Zeugenaussage: Über Umwege zu Strache-Material

Eine Haarprobe, die belegen sollte, dass Heinz-Christian Strache kokst, und Fotos, die die Übergabe von Schwarzgeld an die FPÖ beweisen sollten: Hintermänner der Ibiza-Affäre versuchten schon 2015, belastendes Material gegen Strache in Umlauf zu bringen. In einer Zeugenaussage, die der „Krone“ vorliegt, schildert der SPÖ-nahe Berater Rudi Fußi, wie die Infos ihn erreicht haben.

Wenige Monate vor der Wiener Landtagswahl 2015 und zwei Jahre vor dem Ibiza-Dreh: Schon zu diesem Zeitpunkt sammelte einer der Hintermänner der Ibiza-Affäre, Straches Leibwächter R., Material gegen den damaligen FPÖ-Chef. Zum einen eine Haarprobe, die belegen sollte, dass Strache kokst, zum anderen Fotos, die die Übergabe von Schwarzgeld an die FPÖ beweisen sollten. R. wiederum reichte dieses einem anderen Hintermann, dem Wiener Rechtsanwalt M., weiter, der es in Umlauf bringen sollte.

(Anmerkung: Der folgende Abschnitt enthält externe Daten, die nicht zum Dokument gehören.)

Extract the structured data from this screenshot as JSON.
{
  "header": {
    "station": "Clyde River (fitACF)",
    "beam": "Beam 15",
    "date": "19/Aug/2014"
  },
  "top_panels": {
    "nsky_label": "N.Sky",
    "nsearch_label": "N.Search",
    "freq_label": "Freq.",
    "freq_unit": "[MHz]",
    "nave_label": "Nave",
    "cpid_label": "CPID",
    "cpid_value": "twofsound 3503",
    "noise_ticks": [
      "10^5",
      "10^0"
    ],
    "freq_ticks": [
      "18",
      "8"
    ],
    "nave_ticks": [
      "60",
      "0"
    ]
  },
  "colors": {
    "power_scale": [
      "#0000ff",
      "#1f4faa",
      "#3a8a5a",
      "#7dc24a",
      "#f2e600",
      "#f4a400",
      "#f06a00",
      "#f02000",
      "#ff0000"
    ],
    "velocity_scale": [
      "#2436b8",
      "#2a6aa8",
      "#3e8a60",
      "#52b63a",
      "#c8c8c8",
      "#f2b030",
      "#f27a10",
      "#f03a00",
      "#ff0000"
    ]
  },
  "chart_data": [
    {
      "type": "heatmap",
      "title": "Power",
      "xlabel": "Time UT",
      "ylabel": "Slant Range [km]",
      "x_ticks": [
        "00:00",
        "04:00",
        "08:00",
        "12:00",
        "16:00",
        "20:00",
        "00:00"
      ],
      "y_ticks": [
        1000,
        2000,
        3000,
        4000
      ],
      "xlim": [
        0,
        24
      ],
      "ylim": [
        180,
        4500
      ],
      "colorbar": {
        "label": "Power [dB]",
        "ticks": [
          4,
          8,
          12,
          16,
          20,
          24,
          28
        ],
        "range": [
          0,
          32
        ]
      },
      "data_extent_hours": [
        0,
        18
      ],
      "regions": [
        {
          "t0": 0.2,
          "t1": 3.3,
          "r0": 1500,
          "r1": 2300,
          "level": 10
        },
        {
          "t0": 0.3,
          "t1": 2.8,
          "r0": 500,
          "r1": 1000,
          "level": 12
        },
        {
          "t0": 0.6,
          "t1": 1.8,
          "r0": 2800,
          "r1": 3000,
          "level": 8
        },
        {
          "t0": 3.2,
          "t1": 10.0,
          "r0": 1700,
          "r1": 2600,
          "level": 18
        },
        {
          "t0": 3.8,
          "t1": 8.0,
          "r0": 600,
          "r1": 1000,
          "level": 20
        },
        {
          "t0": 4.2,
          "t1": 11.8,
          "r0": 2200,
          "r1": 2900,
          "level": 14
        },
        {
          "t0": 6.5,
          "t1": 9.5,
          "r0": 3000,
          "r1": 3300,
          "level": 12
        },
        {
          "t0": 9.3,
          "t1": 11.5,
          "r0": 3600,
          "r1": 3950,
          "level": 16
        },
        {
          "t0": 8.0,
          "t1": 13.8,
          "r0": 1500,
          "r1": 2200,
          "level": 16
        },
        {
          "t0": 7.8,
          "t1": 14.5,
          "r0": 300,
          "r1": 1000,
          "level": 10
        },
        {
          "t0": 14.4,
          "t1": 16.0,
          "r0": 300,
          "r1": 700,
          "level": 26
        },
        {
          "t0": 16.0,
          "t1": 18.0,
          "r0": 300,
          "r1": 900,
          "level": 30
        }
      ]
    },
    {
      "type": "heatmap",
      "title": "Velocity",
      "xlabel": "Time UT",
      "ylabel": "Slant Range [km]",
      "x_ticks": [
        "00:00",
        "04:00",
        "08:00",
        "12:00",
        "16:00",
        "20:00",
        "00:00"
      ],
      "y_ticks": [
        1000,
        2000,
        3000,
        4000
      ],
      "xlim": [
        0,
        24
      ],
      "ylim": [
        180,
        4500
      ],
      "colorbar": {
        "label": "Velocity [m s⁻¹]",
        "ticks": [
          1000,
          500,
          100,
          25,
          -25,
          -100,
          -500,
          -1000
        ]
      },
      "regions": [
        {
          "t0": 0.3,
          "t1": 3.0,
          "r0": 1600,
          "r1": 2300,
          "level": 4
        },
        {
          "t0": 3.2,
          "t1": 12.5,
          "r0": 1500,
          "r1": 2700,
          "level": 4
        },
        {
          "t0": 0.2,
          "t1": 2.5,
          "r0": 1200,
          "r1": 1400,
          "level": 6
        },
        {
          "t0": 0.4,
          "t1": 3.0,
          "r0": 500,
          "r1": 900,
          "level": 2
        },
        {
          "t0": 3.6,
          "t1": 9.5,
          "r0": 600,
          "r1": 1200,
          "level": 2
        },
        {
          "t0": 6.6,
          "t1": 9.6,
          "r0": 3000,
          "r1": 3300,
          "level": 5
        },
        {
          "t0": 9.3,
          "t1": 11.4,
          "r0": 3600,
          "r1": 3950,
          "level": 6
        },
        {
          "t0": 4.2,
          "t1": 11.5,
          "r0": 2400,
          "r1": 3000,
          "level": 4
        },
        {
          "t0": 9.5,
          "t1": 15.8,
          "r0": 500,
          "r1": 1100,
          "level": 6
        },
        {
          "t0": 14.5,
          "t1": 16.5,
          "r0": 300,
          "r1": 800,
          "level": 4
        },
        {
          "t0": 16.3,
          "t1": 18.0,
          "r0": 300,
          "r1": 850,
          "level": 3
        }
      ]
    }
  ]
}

„Mir war das alles ein bissl zu grindig“
So klopfte M. laut Medienberichten nicht nur bei NEOS-Mitarbeitern, sondern auch bei einem ÖVP-nahen Politikberater an. Wie viel R. für das Material haben wollte, sei nicht besprochen worden, beteuerte der Politikberater: „So weit kam es gar nicht, ich habe abgelehnt, mir war das alles ein bissl zu grindig“, sagte er im „profil“.

SPÖ-Wahlkampfleiter winkte ab
„Dies ist faktenwidrig und falsch“, sagt wiederum der SPÖ-nahe Politikberater Rudi Fußi in seiner Aussage als Zeuge bei der Soko Ibiza, die der „Krone“ vorliegt. Fußi habe erst durch den ÖVP-nahen Politikberater vom Material erfahren. Dieser „suchte offenbar nach einer Möglichkeit, die FPÖ zu schwächen, und fragte mich, ob es vorstellbar sei, dass man so viel Geld aufstellen könne, dass der Sicherheitsmann nicht mehr arbeiten muss und abgesichert ist“. Fußi sei gebeten worden, mit der SPÖ zu reden. Daraufhin habe er dem damaligen Wiener SP-Wahlkampfleiter Georg Niedermühlbichler davon erzählt, der aber abgewunken habe. Mit Verweis auf die Vertraulichkeit seiner Aussage wollte Fußi diese auf „Krone“-Anfrage nicht kommentieren.